Posted in Books, Statistics with tags , , , , , on September 27, 2016 by xi'an

As noted in an earlier post, Bernard Delyon and François Portier have recently published a paper in Bernoulli about improving the speed of convergence of an importance sampling estimator of

∫ φ(x) dx

when replacing the true importance distribution ƒ with a leave-one-out (!) kernel estimate in the importance sampling estimator… They also consider a debiased version that converges even faster at the rate

$n h_n^{d/2}$

where n is the sample size, h the bandwidth and d the dimension.

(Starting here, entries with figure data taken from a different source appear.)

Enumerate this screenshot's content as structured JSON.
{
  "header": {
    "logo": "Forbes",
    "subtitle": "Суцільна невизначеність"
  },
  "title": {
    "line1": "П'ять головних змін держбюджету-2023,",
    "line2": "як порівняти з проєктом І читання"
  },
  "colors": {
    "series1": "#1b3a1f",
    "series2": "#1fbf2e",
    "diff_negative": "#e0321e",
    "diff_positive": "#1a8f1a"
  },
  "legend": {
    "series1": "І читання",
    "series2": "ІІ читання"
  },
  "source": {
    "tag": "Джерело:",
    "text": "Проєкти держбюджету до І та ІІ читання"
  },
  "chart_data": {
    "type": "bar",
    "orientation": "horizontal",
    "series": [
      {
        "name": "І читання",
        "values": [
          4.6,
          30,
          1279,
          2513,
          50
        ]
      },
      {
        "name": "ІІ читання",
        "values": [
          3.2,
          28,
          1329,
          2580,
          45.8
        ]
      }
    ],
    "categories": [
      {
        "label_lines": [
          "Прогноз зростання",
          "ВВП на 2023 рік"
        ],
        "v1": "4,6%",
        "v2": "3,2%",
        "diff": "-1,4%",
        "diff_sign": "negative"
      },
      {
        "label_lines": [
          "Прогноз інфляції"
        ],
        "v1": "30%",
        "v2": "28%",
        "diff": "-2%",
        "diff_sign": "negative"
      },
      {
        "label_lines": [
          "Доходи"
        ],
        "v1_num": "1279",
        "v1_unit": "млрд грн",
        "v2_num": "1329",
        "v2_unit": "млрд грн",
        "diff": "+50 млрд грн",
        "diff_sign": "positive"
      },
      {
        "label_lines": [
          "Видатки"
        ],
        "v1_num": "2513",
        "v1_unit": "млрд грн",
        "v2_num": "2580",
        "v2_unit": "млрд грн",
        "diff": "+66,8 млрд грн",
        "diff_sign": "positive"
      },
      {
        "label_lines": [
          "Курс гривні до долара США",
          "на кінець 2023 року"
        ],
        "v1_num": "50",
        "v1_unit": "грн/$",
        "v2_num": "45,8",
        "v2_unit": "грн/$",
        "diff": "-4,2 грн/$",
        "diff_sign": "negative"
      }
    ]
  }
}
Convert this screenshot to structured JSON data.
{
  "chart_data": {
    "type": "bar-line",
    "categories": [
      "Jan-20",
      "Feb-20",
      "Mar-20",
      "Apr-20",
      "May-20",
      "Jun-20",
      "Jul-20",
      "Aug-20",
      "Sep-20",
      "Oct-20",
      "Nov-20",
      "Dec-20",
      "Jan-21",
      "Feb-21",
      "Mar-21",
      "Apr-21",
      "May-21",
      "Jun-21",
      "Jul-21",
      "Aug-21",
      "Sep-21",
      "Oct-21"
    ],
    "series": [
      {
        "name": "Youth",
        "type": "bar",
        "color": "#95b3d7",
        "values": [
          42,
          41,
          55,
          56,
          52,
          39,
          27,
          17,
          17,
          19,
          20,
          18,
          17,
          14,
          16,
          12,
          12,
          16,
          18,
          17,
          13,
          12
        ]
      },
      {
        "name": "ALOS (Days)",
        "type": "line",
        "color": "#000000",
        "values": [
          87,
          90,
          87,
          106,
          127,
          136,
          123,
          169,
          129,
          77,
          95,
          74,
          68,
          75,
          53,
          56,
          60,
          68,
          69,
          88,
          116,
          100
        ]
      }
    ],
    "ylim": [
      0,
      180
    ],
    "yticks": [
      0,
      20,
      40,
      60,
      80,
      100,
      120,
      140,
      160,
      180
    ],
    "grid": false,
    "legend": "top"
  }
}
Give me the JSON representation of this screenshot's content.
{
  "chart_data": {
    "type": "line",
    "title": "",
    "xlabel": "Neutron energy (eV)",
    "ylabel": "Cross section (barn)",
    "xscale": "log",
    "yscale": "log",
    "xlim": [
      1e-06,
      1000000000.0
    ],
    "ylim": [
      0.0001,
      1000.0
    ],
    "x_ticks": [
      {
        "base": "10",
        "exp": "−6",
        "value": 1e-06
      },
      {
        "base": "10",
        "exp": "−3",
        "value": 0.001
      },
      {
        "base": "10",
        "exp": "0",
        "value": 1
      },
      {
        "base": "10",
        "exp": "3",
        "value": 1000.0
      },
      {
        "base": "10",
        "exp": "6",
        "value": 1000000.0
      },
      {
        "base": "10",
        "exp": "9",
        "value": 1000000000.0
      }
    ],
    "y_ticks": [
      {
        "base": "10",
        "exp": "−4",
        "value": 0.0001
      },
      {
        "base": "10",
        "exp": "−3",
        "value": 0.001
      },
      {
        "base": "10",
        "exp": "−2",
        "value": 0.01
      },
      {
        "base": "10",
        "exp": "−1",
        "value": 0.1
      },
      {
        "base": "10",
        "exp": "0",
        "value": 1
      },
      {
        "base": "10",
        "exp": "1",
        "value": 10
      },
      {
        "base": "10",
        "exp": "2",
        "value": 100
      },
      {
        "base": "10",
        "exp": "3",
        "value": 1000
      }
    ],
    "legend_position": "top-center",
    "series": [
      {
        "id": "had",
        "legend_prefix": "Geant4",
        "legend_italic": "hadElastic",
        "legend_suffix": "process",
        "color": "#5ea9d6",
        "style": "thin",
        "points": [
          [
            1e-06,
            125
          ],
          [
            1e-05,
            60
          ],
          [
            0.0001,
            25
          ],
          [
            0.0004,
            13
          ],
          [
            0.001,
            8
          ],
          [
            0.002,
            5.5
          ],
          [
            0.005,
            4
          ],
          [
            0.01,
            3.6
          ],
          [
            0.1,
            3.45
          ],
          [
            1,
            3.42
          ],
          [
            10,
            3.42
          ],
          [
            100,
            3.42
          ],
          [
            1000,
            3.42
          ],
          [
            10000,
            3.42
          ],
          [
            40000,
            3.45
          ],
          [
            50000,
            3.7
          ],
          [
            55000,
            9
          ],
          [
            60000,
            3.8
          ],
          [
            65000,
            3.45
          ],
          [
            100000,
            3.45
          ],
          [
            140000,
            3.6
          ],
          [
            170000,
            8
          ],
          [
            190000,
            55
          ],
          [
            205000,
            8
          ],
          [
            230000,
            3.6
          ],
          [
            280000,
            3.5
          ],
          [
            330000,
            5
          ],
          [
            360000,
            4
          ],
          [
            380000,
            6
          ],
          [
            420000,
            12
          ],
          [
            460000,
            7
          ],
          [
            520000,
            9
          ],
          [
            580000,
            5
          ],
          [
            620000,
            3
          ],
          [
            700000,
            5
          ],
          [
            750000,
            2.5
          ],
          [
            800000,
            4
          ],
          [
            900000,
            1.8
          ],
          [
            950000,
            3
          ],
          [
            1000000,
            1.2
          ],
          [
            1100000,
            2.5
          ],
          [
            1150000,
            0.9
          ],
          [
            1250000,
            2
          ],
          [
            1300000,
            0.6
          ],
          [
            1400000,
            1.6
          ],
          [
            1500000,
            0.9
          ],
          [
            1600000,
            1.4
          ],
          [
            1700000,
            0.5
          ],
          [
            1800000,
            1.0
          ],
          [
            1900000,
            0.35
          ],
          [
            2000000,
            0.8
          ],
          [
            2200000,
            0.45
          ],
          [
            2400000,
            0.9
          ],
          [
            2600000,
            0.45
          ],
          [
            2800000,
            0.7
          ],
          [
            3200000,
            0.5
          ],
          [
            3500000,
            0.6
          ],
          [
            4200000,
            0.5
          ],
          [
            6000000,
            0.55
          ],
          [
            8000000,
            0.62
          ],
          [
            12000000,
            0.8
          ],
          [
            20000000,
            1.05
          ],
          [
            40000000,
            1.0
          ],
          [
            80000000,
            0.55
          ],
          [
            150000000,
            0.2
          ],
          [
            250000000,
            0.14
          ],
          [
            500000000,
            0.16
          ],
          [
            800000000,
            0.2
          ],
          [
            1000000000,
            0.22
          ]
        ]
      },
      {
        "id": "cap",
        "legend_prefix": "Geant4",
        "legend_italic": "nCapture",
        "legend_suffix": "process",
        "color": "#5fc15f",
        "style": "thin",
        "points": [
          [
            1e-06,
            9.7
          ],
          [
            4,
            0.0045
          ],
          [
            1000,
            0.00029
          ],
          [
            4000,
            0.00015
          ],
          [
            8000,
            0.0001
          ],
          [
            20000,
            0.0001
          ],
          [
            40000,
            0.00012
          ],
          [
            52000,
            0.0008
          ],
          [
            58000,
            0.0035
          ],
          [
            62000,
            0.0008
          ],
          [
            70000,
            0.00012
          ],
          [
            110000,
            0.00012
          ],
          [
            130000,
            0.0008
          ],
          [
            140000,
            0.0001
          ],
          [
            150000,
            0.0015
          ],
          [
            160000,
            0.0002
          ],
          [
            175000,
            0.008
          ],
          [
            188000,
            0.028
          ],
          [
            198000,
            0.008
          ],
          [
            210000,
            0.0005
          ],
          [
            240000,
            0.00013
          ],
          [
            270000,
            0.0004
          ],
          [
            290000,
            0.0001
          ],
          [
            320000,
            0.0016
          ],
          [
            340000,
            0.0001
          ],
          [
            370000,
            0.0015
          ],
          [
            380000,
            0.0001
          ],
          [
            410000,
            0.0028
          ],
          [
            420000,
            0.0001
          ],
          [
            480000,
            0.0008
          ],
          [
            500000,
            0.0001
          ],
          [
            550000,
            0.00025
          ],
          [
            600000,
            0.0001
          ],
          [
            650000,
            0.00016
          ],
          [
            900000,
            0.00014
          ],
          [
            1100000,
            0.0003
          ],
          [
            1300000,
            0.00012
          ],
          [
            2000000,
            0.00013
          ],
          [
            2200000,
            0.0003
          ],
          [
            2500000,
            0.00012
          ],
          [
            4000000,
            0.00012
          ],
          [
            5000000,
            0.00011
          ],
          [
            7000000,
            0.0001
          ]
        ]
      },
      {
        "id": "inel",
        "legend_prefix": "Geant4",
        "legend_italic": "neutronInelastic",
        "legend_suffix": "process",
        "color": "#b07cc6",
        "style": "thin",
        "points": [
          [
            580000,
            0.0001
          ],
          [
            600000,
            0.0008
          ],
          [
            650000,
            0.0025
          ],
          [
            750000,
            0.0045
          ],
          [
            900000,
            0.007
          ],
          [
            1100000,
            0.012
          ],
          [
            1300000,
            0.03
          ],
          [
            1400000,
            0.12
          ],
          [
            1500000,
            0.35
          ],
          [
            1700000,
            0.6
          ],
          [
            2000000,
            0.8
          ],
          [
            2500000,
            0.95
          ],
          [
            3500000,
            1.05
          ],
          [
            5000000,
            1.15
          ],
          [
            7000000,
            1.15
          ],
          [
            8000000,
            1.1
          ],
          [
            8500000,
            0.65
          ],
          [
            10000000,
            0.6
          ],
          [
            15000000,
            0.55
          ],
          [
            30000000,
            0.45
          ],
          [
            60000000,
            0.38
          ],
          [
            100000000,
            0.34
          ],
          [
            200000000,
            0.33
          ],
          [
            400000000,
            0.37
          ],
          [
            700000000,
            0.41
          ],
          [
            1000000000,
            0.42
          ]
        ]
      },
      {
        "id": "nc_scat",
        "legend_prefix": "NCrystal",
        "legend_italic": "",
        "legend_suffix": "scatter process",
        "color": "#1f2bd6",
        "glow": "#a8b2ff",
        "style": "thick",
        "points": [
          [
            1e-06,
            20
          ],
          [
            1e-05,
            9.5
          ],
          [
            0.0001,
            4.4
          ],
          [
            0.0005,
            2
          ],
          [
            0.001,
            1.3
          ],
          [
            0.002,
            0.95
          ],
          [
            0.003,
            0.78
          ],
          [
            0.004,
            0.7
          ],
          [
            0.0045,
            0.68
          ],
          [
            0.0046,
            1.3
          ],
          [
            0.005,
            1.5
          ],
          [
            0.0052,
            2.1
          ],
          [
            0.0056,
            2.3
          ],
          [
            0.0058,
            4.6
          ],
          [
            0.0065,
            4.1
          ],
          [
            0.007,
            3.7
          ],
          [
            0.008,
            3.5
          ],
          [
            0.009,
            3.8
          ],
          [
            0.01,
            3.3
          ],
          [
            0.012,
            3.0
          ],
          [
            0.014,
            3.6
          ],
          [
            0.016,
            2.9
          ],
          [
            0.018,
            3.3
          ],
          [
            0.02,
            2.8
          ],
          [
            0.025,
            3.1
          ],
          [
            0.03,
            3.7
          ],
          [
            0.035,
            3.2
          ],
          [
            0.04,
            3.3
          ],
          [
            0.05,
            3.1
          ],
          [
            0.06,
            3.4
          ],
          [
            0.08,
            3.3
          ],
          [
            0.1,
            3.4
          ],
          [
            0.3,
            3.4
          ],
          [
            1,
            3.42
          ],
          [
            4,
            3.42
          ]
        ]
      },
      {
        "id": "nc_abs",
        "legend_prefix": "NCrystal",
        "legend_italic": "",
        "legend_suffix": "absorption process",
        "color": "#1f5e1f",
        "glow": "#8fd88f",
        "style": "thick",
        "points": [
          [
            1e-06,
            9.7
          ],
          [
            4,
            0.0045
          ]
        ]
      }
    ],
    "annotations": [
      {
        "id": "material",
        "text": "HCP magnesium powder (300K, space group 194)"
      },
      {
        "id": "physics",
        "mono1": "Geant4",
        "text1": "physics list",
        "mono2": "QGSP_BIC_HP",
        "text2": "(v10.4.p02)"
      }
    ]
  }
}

There is however a caveat, namely a collection of restrictive assumptions on the components of this new estimator:

1. the integrand φ has a compact support, is bounded, and satisfies some Hölder-type regularity condition;
2. the importance distribution ƒ is upper and lower bounded, its r-th order derivatives are upper bounded;
3. the kernel K is order r, with exponential tails, and symmetric;
4. the leave-one-out correction for bias has a cost O(n²) compared with O(n) cost of the regular Monte-Carlo estimator;
5. the bandwidth h in the kernel estimator has a rate in n linked with the dimension d and the regularity indices of ƒ and φ

and this bandwidth needs to be evaluated as well. In the paper the authors rely on a control variate for which the integral is known, but which “looks like φ”, a strong requirement in appearance only since this new function is the convolution of φ with a kernel estimate of ƒ which expectation is the original importance estimate of the integral. This sounds convoluted but this is a generic control variate nonetheless! But this is also a costly step. Because of the kernel estimation aspect, the method deteriorates with the dimension of the variate x. However, since φ(x) is a real number, I wonder if running the non-parametric density estimate directly on the sample of φ(x)’s would lead to an improved estimator…